Energy landscapes of Kodiak brown bears: a comparison of accelerometer and global positioning system-derived estimates

Abstract Within optimal foraging theory animals should maximize their net energy gain while minimizing energetic costs. Energetic expenditure in wild animals is therefore key to measure proxies of fitness. Accelerometers are an effective tool to study animal movement-based energetics, but retrieval of the device is usually required and often difficult. Accelerometers measure movement across three axes (x, y, and z) and can be calibrated to measures of oxygen consumption from captive animals, providing estimates of overall energy expenditure. Measuring energetic expenditures using a global positioning system (GPS) approach could provide an alternative method to study energetic ecology.

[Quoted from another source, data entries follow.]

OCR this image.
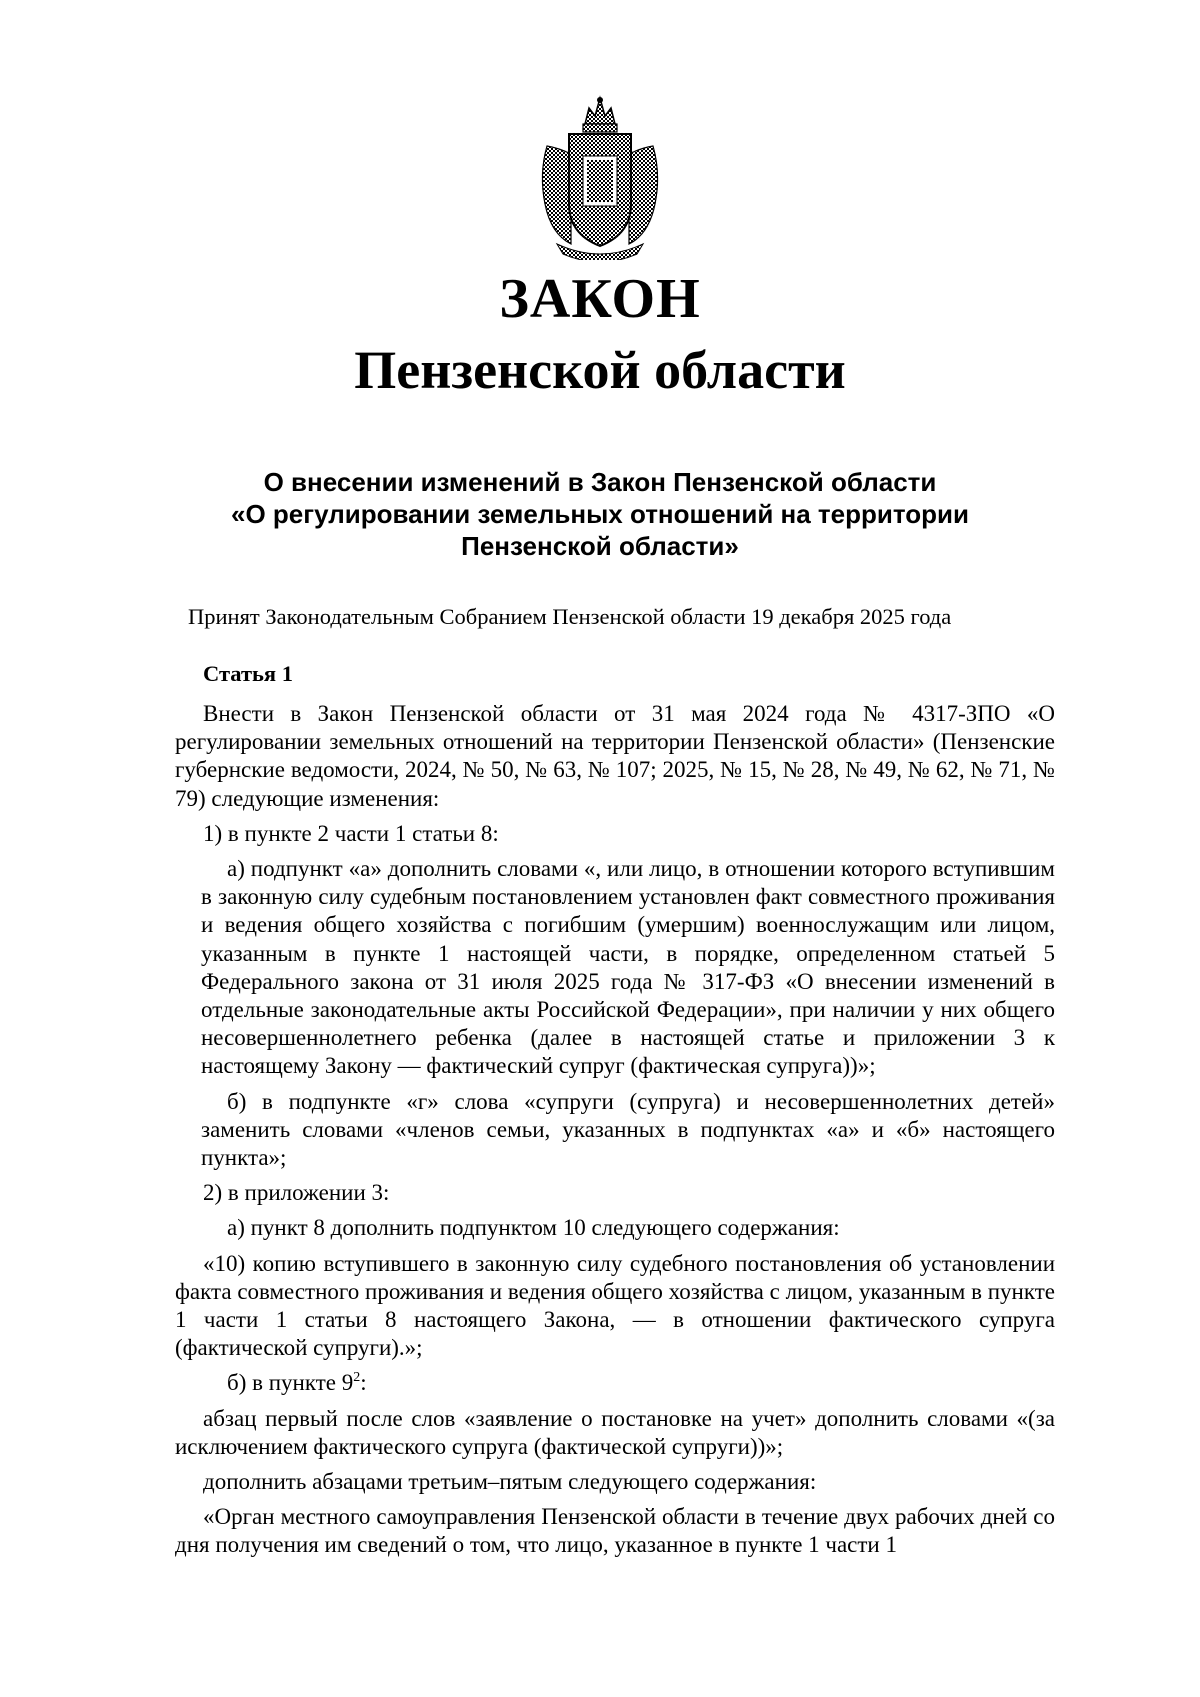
ЗАКОН
Пензенской области
О внесении изменений в Закон Пензенской области
«О регулировании земельных отношений на территории
Пензенской области»
Принят Законодательным Собранием Пензенской области 19 декабря 2025 года
Статья 1

Внести в Закон Пензенской области от 31 мая 2024 года № 4317-ЗПО «О регулировании земельных отношений на территории Пензенской области» (Пензенские губернские ведомости, 2024, № 50, № 63, № 107; 2025, № 15, № 28, № 49, № 62, № 71, № 79) следующие изменения:

1) в пункте 2 части 1 статьи 8:

а) подпункт «а» дополнить словами «, или лицо, в отношении которого вступившим в законную силу судебным постановлением установлен факт совместного проживания и ведения общего хозяйства с погибшим (умершим) военнослужащим или лицом, указанным в пункте 1 настоящей части, в порядке, определенном статьей 5 Федерального закона от 31 июля 2025 года № 317-ФЗ «О внесении изменений в отдельные законодательные акты Российской Федерации», при наличии у них общего несовершеннолетнего ребенка (далее в настоящей статье и приложении 3 к настоящему Закону — фактический супруг (фактическая супруга))»;

б) в подпункте «г» слова «супруги (супруга) и несовершеннолетних детей» заменить словами «членов семьи, указанных в подпунктах «а» и «б» настоящего пункта»;

2) в приложении 3:

а) пункт 8 дополнить подпунктом 10 следующего содержания:

«10) копию вступившего в законную силу судебного постановления об установлении факта совместного проживания и ведения общего хозяйства с лицом, указанным в пункте 1 части 1 статьи 8 настоящего Закона, — в отношении фактического супруга (фактической супруги).»;

б) в пункте $9^2$:

абзац первый после слов «заявление о постановке на учет» дополнить словами «(за исключением фактического супруга (фактической супруги))»;

дополнить абзацами третьим–пятым следующего содержания:

«Орган местного самоуправления Пензенской области в течение двух рабочих дней со дня получения им сведений о том, что лицо, указанное в пункте 1 части 1
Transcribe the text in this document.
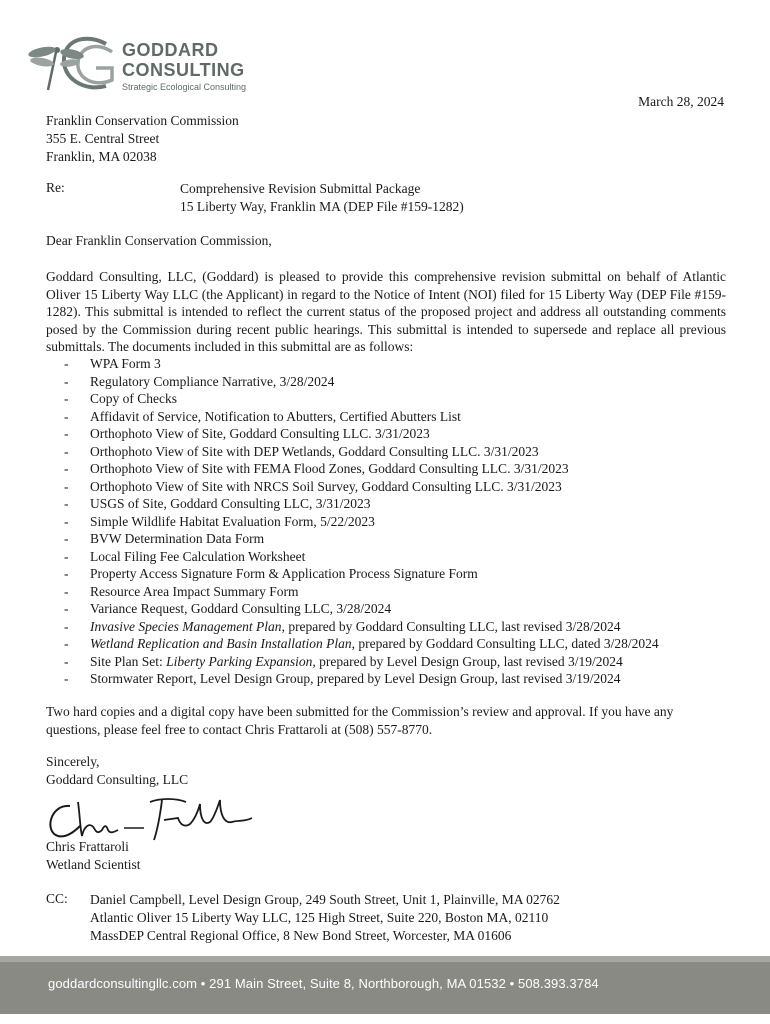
GODDARD
CONSULTING
Strategic Ecological Consulting
March 28, 2024
Franklin Conservation Commission
355 E. Central Street
Franklin, MA 02038
Re:	Comprehensive Revision Submittal Package
15 Liberty Way, Franklin MA (DEP File #159-1282)
Dear Franklin Conservation Commission,
Goddard Consulting, LLC, (Goddard) is pleased to provide this comprehensive revision submittal on behalf of Atlantic Oliver 15 Liberty Way LLC (the Applicant) in regard to the Notice of Intent (NOI) filed for 15 Liberty Way (DEP File #159-1282). This submittal is intended to reflect the current status of the proposed project and address all outstanding comments posed by the Commission during recent public hearings. This submittal is intended to supersede and replace all previous submittals. The documents included in this submittal are as follows:
- WPA Form 3
- Regulatory Compliance Narrative, 3/28/2024
- Copy of Checks
- Affidavit of Service, Notification to Abutters, Certified Abutters List
- Orthophoto View of Site, Goddard Consulting LLC. 3/31/2023
- Orthophoto View of Site with DEP Wetlands, Goddard Consulting LLC. 3/31/2023
- Orthophoto View of Site with FEMA Flood Zones, Goddard Consulting LLC. 3/31/2023
- Orthophoto View of Site with NRCS Soil Survey, Goddard Consulting LLC. 3/31/2023
- USGS of Site, Goddard Consulting LLC, 3/31/2023
- Simple Wildlife Habitat Evaluation Form, 5/22/2023
- BVW Determination Data Form
- Local Filing Fee Calculation Worksheet
- Property Access Signature Form & Application Process Signature Form
- Resource Area Impact Summary Form
- Variance Request, Goddard Consulting LLC, 3/28/2024
- Invasive Species Management Plan, prepared by Goddard Consulting LLC, last revised 3/28/2024
- Wetland Replication and Basin Installation Plan, prepared by Goddard Consulting LLC, dated 3/28/2024
- Site Plan Set: Liberty Parking Expansion, prepared by Level Design Group, last revised 3/19/2024
- Stormwater Report, Level Design Group, prepared by Level Design Group, last revised 3/19/2024
Two hard copies and a digital copy have been submitted for the Commission’s review and approval. If you have any questions, please feel free to contact Chris Frattaroli at (508) 557-8770.
Sincerely,
Goddard Consulting, LLC
Chris Frattaroli
Wetland Scientist
CC: Daniel Campbell, Level Design Group, 249 South Street, Unit 1, Plainville, MA 02762
Atlantic Oliver 15 Liberty Way LLC, 125 High Street, Suite 220, Boston MA, 02110
MassDEP Central Regional Office, 8 New Bond Street, Worcester, MA 01606
goddardconsultingllc.com • 291 Main Street, Suite 8, Northborough, MA 01532 • 508.393.3784
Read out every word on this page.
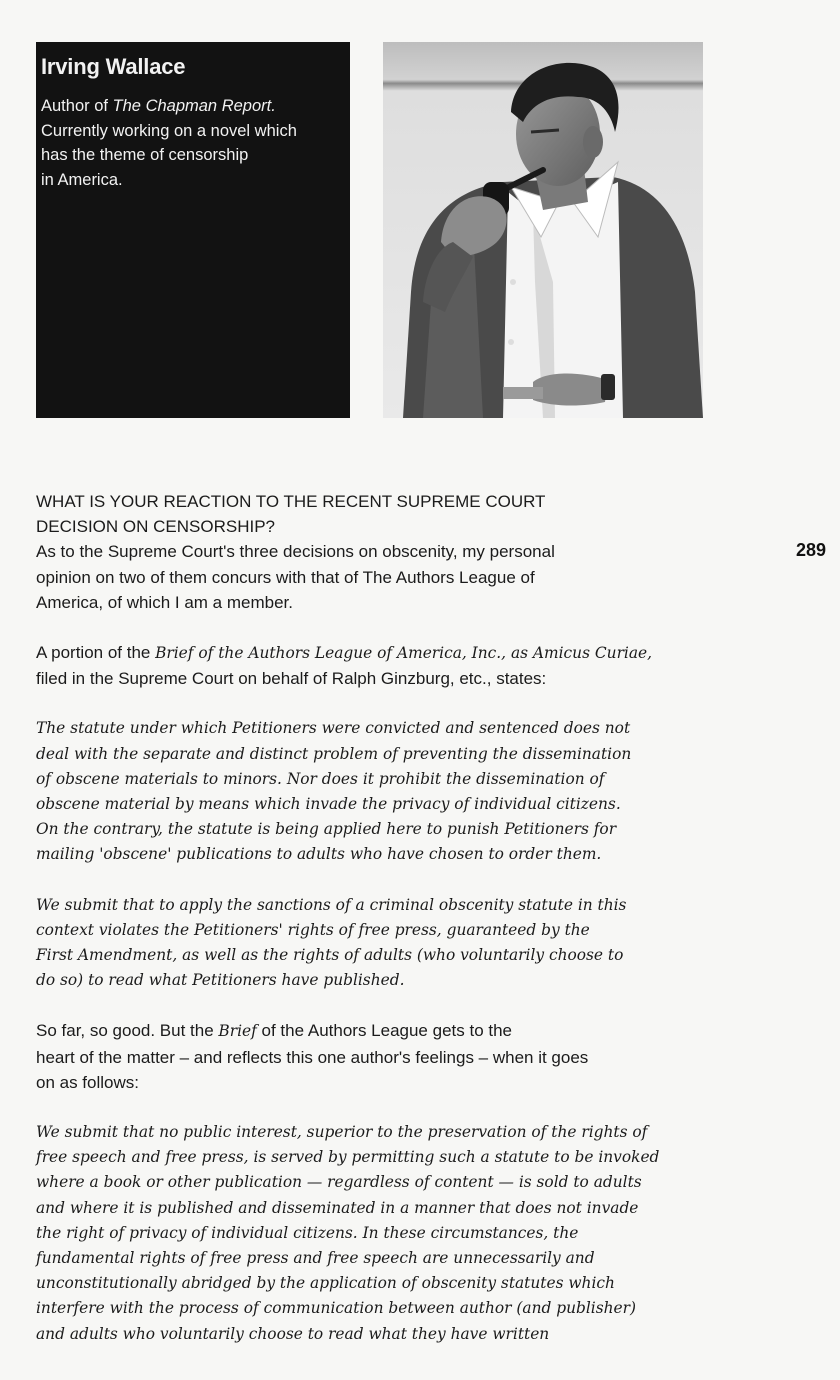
Irving Wallace
Author of The Chapman Report.
Currently working on a novel which
has the theme of censorship
in America.
289
WHAT IS YOUR REACTION TO THE RECENT SUPREME COURT
DECISION ON CENSORSHIP?
As to the Supreme Court's three decisions on obscenity, my personal
opinion on two of them concurs with that of The Authors League of
America, of which I am a member.
A portion of the Brief of the Authors League of America, Inc., as Amicus Curiae,
filed in the Supreme Court on behalf of Ralph Ginzburg, etc., states:
The statute under which Petitioners were convicted and sentenced does not
deal with the separate and distinct problem of preventing the dissemination
of obscene materials to minors. Nor does it prohibit the dissemination of
obscene material by means which invade the privacy of individual citizens.
On the contrary, the statute is being applied here to punish Petitioners for
mailing 'obscene' publications to adults who have chosen to order them.
We submit that to apply the sanctions of a criminal obscenity statute in this
context violates the Petitioners' rights of free press, guaranteed by the
First Amendment, as well as the rights of adults (who voluntarily choose to
do so) to read what Petitioners have published.
So far, so good. But the Brief of the Authors League gets to the
heart of the matter – and reflects this one author's feelings – when it goes
on as follows:
We submit that no public interest, superior to the preservation of the rights of
free speech and free press, is served by permitting such a statute to be invoked
where a book or other publication — regardless of content — is sold to adults
and where it is published and disseminated in a manner that does not invade
the right of privacy of individual citizens. In these circumstances, the
fundamental rights of free press and free speech are unnecessarily and
unconstitutionally abridged by the application of obscenity statutes which
interfere with the process of communication between author (and publisher)
and adults who voluntarily choose to read what they have written
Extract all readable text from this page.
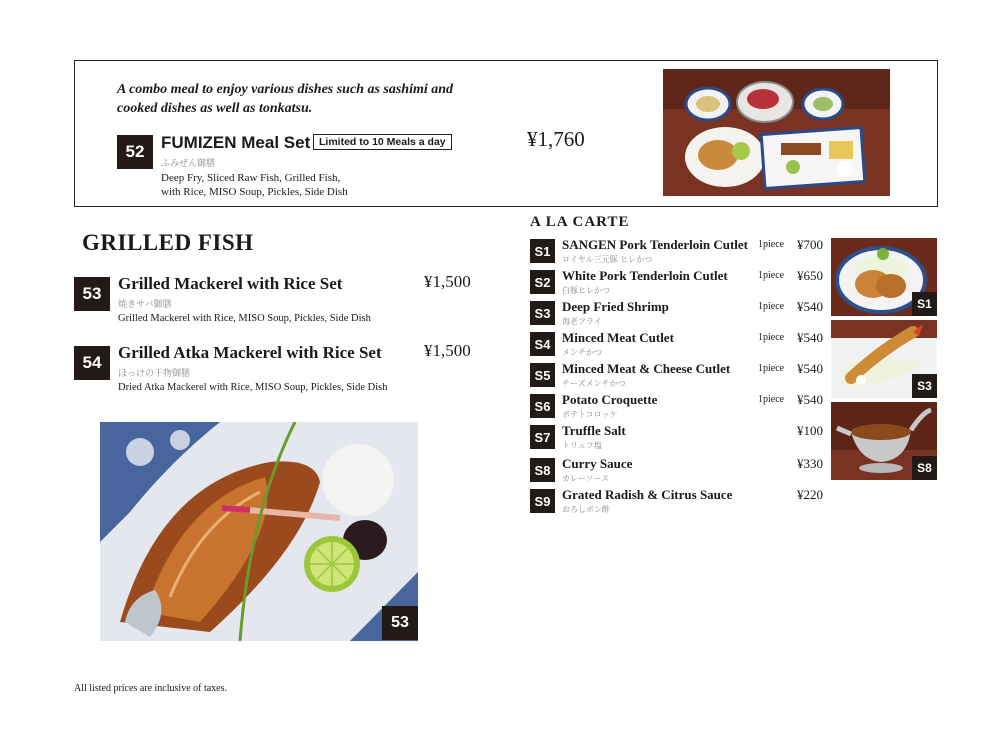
A combo meal to enjoy various dishes such as sashimi and cooked dishes as well as tonkatsu.
52 FUMIZEN Meal Set Limited to 10 Meals a day
ふみぜん御膳
Deep Fry, Sliced Raw Fish, Grilled Fish,
with Rice, MISO Soup, Pickles, Side Dish
¥1,760
GRILLED FISH
53
Grilled Mackerel with Rice Set	¥1,500
焼きサバ御膳
Grilled Mackerel with Rice, MISO Soup, Pickles, Side Dish
54
Grilled Atka Mackerel with Rice Set ¥1,500
ほっけの干物御膳
Dried Atka Mackerel with Rice, MISO Soup, Pickles, Side Dish
53
A LA CARTE
S1 SANGEN Pork Tenderloin Cutlet
ロイヤル三元豚 ヒレかつ
1piece ¥700
S2 White Pork Tenderloin Cutlet
白豚ヒレかつ
1piece ¥650
S3 Deep Fried Shrimp
海老フライ
1piece ¥540
S4 Minced Meat Cutlet
メンチかつ
1piece ¥540
S5 Minced Meat & Cheese Cutlet
チーズメンチかつ
1piece ¥540
S6 Potato Croquette
ポテトコロッケ
1piece ¥540
S7 Truffle Salt
トリュフ塩
¥100
S8 Curry Sauce
カレーソース
¥330
S9 Grated Radish & Citrus Sauce
おろしポン酢
¥220
S1
S3
S8
All listed prices are inclusive of taxes.
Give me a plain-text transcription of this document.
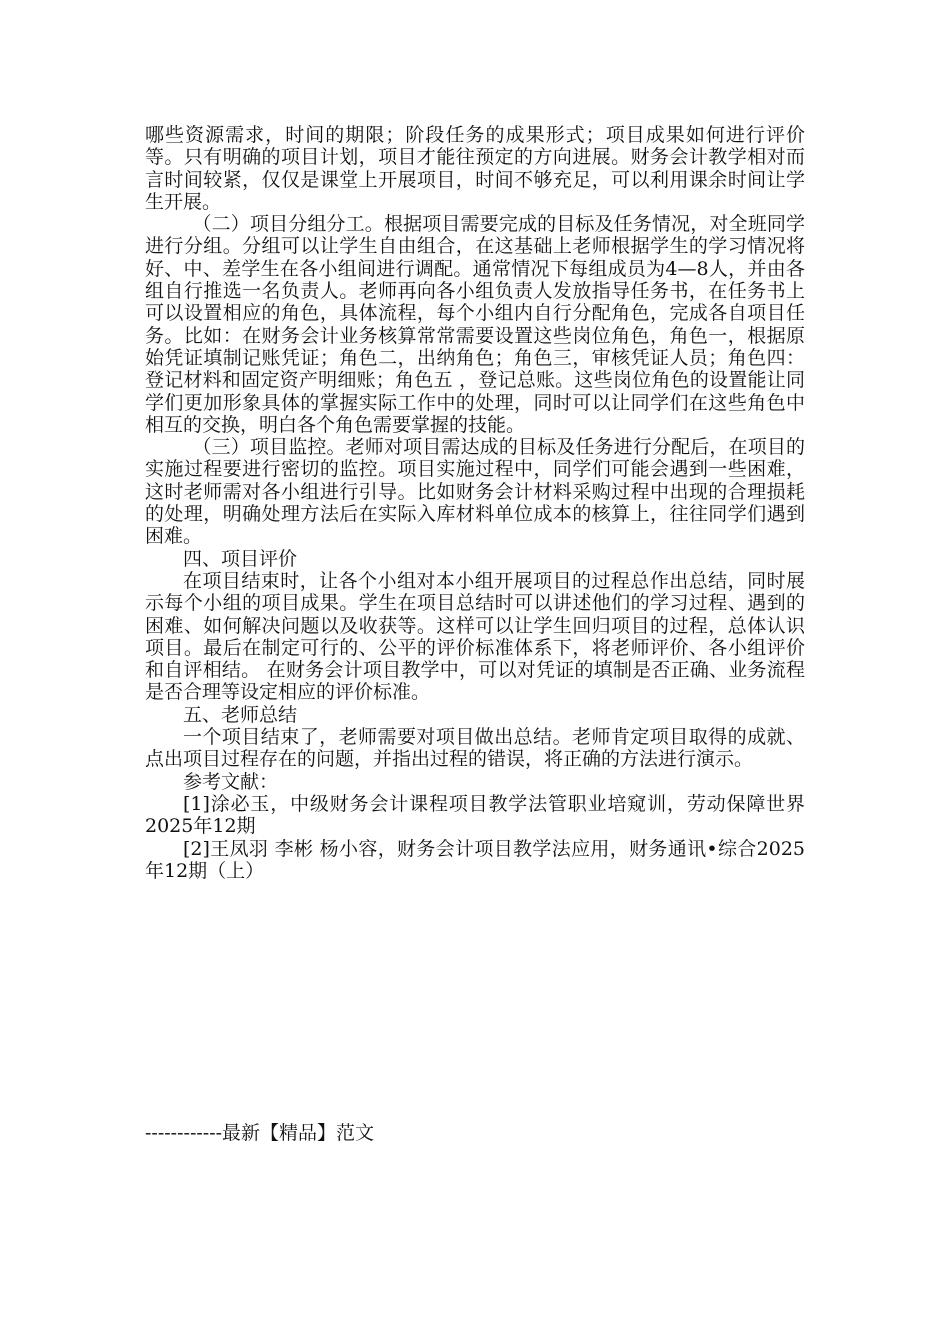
哪些资源需求，时间的期限；阶段任务的成果形式；项目成果如何进行评价等。只有明确的项目计划，项目才能往预定的方向进展。财务会计教学相对而言时间较紧，仅仅是课堂上开展项目，时间不够充足，可以利用课余时间让学生开展。

（二）项目分组分工。根据项目需要完成的目标及任务情况，对全班同学进行分组。分组可以让学生自由组合，在这基础上老师根据学生的学习情况将好、中、差学生在各小组间进行调配。通常情况下每组成员为4—8人，并由各组自行推选一名负责人。老师再向各小组负责人发放指导任务书，在任务书上可以设置相应的角色，具体流程，每个小组内自行分配角色，完成各自项目任务。比如：在财务会计业务核算常常需要设置这些岗位角色，角色一，根据原始凭证填制记账凭证；角色二，出纳角色；角色三，审核凭证人员；角色四：登记材料和固定资产明细账；角色五 ，登记总账。这些岗位角色的设置能让同学们更加形象具体的掌握实际工作中的处理，同时可以让同学们在这些角色中相互的交换，明白各个角色需要掌握的技能。

（三）项目监控。老师对项目需达成的目标及任务进行分配后，在项目的实施过程要进行密切的监控。项目实施过程中，同学们可能会遇到一些困难，这时老师需对各小组进行引导。比如财务会计材料采购过程中出现的合理损耗的处理，明确处理方法后在实际入库材料单位成本的核算上，往往同学们遇到困难。

四、项目评价

在项目结束时，让各个小组对本小组开展项目的过程总作出总结，同时展示每个小组的项目成果。学生在项目总结时可以讲述他们的学习过程、遇到的困难、如何解决问题以及收获等。这样可以让学生回归项目的过程，总体认识项目。最后在制定可行的、公平的评价标准体系下，将老师评价、各小组评价和自评相结。 在财务会计项目教学中，可以对凭证的填制是否正确、业务流程是否合理等设定相应的评价标准。

五、老师总结

一个项目结束了，老师需要对项目做出总结。老师肯定项目取得的成就、点出项目过程存在的问题，并指出过程的错误，将正确的方法进行演示。

参考文献：

[1]涂必玉，中级财务会计课程项目教学法管职业培窥训，劳动保障世界2025年12期

[2]王凤羽 李彬 杨小容，财务会计项目教学法应用，财务通讯•综合2025年12期（上）

------------最新【精品】范文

This technique uses locomotor speeds across a range of slopes from successive GPS locations, which can be linked to the energy expenditure from captive individuals. We compared accelerometer and GPS methods of energetic expenditures in free-roaming brown bears (Ursus arctos) on the Kodiak Archipelago, Alaska, USA. We then applied the GPS method to examine how multiple factors influenced brown bear movement-based daily energetic expenditures (MDEE). We found that while the two energetic measurements differed (Wilcoxon signed rank test: V = 2116, p < 0.001), they were positively correlated (r = 0.82, p < 0.001). The GPS method on average provided 1.6 times greater energy estimates than the accelerometer method. Brown bears had lower MDEE during periods of high food abundance, supporting optimal foraging theory. Reproductive status and age did not influence MDEE, however movement rates had a positive linear relationship. Energetic ecology is important for understanding drivers of animal movements. Data from GPS collars can provide useful information on energetic expenditures, but should be validated for the specific taxa, ecosystem, and GPS sampling rate used. Additionally, while movement-based estimates of energy expenditure can elucidate the mechanisms driving habitat use decisions, they may not fully reflect an animal’s overall energy demands. Brown bear movement-based energetic expenditure was influenced by food abundance and movement rates, which highlighted the importance of access to prime foraging sites to enhance energetic efficiency.